John A. Cirando, Syracuse, for appellant. Amy V. Casiuk, St. Lawrence County Department of Social Services, Canton, for respondent.
Before: MERCURE, J.P., ROSE, STEIN, GARRY and EGAN JR., JJ.
EGAN JR., J.
Appeal from an order of the Family Court of St. Lawrence County (Rogers, J.), entered March 11, 2011, which granted petitioner's application, in a proceeding pursuant to Family Ct. Act article 4, to revoke respondent's suspended sentence of incarceration.

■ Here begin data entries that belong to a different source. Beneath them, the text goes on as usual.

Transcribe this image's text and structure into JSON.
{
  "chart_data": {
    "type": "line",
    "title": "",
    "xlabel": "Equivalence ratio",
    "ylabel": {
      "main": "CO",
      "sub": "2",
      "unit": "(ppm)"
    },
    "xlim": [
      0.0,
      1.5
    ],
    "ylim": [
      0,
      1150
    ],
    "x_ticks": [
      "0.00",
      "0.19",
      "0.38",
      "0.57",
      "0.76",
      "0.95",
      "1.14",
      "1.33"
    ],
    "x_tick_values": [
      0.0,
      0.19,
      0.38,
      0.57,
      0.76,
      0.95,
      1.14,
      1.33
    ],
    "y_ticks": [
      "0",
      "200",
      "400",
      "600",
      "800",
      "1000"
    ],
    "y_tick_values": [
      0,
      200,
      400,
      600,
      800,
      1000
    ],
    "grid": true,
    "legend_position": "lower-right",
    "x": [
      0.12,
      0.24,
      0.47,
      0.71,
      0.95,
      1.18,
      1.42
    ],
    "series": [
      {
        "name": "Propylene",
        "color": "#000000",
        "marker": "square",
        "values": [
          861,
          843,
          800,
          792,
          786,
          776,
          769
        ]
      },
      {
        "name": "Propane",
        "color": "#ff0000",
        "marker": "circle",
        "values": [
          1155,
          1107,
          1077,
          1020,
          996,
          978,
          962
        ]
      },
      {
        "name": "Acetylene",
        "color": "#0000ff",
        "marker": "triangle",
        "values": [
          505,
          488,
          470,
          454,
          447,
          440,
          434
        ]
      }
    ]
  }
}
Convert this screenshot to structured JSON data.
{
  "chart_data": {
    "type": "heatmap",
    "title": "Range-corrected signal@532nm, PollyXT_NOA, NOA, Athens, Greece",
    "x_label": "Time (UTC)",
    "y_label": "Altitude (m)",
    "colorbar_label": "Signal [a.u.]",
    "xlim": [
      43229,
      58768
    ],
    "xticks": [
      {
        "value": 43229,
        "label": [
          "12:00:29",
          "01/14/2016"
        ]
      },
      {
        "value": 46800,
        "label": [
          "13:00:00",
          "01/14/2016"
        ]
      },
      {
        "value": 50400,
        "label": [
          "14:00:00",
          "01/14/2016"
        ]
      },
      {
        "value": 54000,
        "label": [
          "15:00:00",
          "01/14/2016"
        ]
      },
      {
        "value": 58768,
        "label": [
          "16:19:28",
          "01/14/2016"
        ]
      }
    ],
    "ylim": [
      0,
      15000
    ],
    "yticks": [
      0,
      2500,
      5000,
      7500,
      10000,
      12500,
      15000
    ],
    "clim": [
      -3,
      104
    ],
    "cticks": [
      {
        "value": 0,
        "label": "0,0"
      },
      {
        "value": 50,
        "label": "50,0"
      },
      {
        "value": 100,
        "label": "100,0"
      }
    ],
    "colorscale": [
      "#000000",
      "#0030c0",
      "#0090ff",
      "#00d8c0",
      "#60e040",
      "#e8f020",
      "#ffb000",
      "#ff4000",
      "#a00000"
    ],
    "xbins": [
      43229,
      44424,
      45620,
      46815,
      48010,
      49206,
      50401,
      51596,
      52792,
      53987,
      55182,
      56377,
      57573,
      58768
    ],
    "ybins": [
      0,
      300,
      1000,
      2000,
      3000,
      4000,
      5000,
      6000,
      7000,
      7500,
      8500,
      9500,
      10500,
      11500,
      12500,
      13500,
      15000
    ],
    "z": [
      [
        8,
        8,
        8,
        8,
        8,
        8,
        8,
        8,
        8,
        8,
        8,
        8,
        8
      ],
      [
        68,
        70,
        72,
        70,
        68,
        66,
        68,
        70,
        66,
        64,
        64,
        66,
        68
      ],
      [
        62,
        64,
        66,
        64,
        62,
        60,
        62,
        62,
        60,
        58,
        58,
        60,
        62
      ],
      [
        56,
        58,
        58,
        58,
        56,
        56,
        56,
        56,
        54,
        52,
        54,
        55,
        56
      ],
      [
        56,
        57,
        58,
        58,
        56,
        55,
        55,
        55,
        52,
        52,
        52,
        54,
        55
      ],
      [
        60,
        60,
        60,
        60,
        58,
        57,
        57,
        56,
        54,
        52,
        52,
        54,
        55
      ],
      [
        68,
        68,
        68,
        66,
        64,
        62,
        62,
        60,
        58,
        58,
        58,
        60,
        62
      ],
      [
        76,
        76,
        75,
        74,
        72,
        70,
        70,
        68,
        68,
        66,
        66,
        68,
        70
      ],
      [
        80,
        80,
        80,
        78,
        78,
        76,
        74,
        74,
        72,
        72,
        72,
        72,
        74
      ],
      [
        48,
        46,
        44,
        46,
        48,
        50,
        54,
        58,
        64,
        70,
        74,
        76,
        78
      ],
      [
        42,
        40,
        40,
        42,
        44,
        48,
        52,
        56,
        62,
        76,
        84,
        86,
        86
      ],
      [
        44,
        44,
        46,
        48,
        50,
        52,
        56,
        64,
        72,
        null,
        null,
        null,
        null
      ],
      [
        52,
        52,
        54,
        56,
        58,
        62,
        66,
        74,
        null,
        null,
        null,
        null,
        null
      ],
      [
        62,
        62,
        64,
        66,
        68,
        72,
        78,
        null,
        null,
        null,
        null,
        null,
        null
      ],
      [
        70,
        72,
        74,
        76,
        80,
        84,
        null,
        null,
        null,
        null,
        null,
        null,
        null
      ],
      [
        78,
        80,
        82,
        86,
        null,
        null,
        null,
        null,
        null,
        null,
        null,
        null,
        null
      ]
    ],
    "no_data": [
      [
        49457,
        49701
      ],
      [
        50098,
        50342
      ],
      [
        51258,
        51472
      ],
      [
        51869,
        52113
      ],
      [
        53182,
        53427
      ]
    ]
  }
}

By order entered January 28, 2009, Family Court (Potter, J.) found respondent to be in willful violation of a prior order of child support and committed him to jail for 90 days. This sentence was suspended upon the condition that respondent make payments in compliance with the prior order of support and pay an additional weekly sum toward the accumulated arrears. When respondent failed to fulfill his obligations in this regard, petitioner commenced this proceeding seeking to revoke respondent's suspended sentence of incarceration. By order entered March 11, 2011, Family Court (Rogers, J.) granted petitioner's application and committed respondent to jail for 60 days. This appeal by respondent ensued.
To the extent that respondent challenges the 2009 order finding him to be in willful violation of child support, there is nothing in the record to suggest that respondent appealed from this order. Hence, any arguments with respect thereto are not properly before us ( see Matter of Muller v. Muller, 90 A.D.3d 1165, 1166, 933 N.Y.S.2d 914 [2011];Matter of St. Lawrence County Dept. of Social Servs. v. Pratt, 80 A.D.3d 826, 826, 914 N.Y.S.2d 391 [2011],lv. denied16 N.Y.3d 712, 2011 WL 1643562 [2011];Matter of Clark v. Clark, 61 A.D.3d 1274, 1275, 876 N.Y.S.2d 913 [2009],lv. denied13 N.Y.3d 702, 2009 WL 2762643 [2009] ). As to respondent's appeal from the 2011 order revoking his suspended sentence of incarceration, respondent has served the 60–day sentence imposed thereunder and, therefore, this appeal is moot ( see Matter of Muller v. Muller, 90 A.D.3d at 1166, 933 N.Y.S.2d 914;Matter of Franklin County Dept. of Social Servs. v. Durant, 54 A.D.3d 1139, 1140, 865 N.Y.S.2d 364 [2008];Matter of Franklin County Dept. of Social Servs. v. Grant, 54 A.D.3d 1103, 863 N.Y.S.2d 383 [2008];Matter of St. Lawrence County Dept. of Social Servs. v. Pratt, 24 A.D.3d 1050, 806 N.Y.S.2d 309 [2005],lv. denied6 N.Y.3d 713, 816 N.Y.S.2d 748, 849 N.E.2d 971 [2006] ). Finally, contrary to respondent's assertion, the exception to the mootness doctrine is inapplicable here ( see Matter of Hearst Corp. v. Clyne, 50 N.Y.2d 707, 714–715, 431 N.Y.S.2d 400, 409 N.E.2d 876 [1980] ). Accordingly, we do not reach the remaining arguments advanced by respondent on appeal.
ORDERED that the appeal is dismissed, as moot, without costs.